When thinking about this question, a million other ones came to mind…such as, “how far in advance do I know that I’m going to die at midnight on such and such a day?..24 hours? A week?” Because, if I knew far enough in advance, I’d be able to call people up, tell them how much they meant to me, and then plan the sickest farewell party EVER!!..But, what if I found out at 11 p.m. day of? You can’t exactly rally the troops together, go through your bucket list, or make a lot of phone calls.

But, if I had to decide what I would be doing at 11:45 p.m., regardless of how far in advance I knew I was going to be gone at midnight, I’d have to say that I’d keep it simple. I would want to be in my bedroom in my parent’s house. And, I’d want to be lying on my bed, because I LOVE my bed! Seated around me would be my parents, brother, and dog. In bed with me, holding on to me, would be my boyfriend. We would all be talking, reminiscing, and they would hopefully reassure me that the life I lived was a good one, and that everything was going to be ok.
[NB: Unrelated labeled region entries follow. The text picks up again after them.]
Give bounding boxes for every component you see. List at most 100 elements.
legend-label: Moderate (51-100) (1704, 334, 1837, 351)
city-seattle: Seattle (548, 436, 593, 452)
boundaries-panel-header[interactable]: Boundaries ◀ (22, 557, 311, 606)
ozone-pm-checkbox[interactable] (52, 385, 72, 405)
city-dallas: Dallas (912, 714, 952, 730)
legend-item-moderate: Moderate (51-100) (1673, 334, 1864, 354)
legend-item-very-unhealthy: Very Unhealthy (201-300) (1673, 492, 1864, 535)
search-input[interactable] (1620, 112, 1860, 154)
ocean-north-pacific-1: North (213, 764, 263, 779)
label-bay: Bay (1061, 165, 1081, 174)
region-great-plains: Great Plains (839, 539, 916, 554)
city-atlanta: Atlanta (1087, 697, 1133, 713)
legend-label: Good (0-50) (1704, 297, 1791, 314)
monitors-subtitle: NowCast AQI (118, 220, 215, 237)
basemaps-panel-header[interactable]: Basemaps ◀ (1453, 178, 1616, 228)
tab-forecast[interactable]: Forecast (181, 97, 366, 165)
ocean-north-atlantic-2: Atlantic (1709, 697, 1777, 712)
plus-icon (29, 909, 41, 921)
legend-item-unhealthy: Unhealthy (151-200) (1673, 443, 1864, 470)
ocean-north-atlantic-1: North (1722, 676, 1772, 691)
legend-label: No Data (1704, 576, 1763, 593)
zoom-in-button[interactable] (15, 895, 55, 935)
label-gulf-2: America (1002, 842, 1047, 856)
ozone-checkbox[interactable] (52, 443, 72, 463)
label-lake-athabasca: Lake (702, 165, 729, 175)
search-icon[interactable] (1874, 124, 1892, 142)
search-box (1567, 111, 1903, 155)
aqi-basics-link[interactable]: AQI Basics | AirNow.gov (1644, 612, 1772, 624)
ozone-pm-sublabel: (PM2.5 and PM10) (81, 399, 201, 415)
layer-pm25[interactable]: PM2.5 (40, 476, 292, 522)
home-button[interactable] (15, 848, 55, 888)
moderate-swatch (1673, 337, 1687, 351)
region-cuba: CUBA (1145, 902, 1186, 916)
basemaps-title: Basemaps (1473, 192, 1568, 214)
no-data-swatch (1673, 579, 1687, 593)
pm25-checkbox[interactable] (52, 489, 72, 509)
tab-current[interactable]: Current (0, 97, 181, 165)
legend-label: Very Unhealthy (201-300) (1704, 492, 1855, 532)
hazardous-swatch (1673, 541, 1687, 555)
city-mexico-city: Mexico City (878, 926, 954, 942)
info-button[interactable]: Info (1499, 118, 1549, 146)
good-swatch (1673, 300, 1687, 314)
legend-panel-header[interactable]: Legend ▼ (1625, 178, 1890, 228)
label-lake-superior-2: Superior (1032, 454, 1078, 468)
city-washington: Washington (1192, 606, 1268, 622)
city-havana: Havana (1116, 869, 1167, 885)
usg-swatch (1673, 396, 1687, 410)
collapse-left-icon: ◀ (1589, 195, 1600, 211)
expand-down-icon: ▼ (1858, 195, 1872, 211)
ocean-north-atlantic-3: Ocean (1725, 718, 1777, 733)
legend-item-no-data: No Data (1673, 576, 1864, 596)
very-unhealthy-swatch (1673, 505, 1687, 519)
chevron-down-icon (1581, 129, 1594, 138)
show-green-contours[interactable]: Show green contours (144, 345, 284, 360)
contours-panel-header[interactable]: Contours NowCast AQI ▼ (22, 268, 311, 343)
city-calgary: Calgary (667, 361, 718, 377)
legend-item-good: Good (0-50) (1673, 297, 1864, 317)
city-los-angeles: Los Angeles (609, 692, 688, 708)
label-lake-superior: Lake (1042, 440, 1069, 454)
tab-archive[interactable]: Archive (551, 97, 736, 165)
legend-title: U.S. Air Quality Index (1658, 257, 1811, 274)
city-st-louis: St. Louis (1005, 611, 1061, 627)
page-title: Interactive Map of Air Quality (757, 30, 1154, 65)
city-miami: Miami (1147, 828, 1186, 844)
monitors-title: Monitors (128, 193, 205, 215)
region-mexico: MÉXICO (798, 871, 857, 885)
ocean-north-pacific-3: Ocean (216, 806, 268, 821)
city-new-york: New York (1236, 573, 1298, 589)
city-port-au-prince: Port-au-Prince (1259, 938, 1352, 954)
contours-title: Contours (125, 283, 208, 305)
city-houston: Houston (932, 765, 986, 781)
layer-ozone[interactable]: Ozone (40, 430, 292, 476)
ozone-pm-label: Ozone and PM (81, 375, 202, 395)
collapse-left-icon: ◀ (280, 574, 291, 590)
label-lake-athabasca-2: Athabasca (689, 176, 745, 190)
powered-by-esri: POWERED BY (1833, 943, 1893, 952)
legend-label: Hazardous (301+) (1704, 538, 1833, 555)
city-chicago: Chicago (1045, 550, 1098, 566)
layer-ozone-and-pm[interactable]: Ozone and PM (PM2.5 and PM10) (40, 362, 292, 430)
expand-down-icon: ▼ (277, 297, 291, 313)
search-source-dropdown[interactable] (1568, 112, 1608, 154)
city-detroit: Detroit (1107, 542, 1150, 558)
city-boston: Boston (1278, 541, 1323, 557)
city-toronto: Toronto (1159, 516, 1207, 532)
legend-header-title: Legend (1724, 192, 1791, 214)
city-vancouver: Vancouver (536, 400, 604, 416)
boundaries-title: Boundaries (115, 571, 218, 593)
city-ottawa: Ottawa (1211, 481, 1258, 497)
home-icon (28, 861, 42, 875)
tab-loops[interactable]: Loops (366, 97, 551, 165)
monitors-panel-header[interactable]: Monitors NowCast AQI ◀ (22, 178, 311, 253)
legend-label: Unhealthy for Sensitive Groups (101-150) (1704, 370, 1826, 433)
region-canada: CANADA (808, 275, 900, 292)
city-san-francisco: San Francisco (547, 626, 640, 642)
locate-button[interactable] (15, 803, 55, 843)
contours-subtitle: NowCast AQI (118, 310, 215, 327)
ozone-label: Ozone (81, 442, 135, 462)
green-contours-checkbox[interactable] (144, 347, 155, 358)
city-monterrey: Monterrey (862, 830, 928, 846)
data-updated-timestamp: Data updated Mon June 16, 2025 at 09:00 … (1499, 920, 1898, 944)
Now, to be honest, I had to debate about this a bit. On one hand, I would want them there with me. But, on the other, would I really want them to see me die? Would I really want my boyfriend to be holding on to me as I took my last breath? That kind of stuff changes your LIFE. I’ve known many individuals that have seen a loved one on their last leg, and it’s not pretty. But, on the other hand, I wouldn’t want to be alone, and I wouldn’t want them to leave the room shortly beforehand knowing what I was going through on the other side of the door.

But, I guess what I’m really getting at is, there’s nothing sweeter in this world than family; and I have the absolute best. At the end of your life, it’s not going to be your possessions that you cling to, it’s going to be the people you love most. That’s why I’m such a huge advocate of work, life, balance. Yes, you have to fill your time here with something. But, if that something constantly causes you to miss out on time with the one’s you love most…is it really worth it? Because, at the end of your life, you’ll look back and think of everything you’ve ever wanted to do, and you’ll probably make a checklist, as in, “did I get to do this? Yes or No” and then move on. You’ll also probably wish that you were more vocal with your opinions, spent more time with family and friends, and that you didn’t work so hard.

Why do I know this? Because I’ve read different studies on what individuals greatest regrets were while they were on their deathbed. And the above are all of those are things the wished they could’ve clung on to while they were living. So, why wait? Apply what you want to do today, because as far as I’m concerned, there are no do-overs.

So, what would you be doing at 11:45 p.m. if you knew you were going to die at midnight?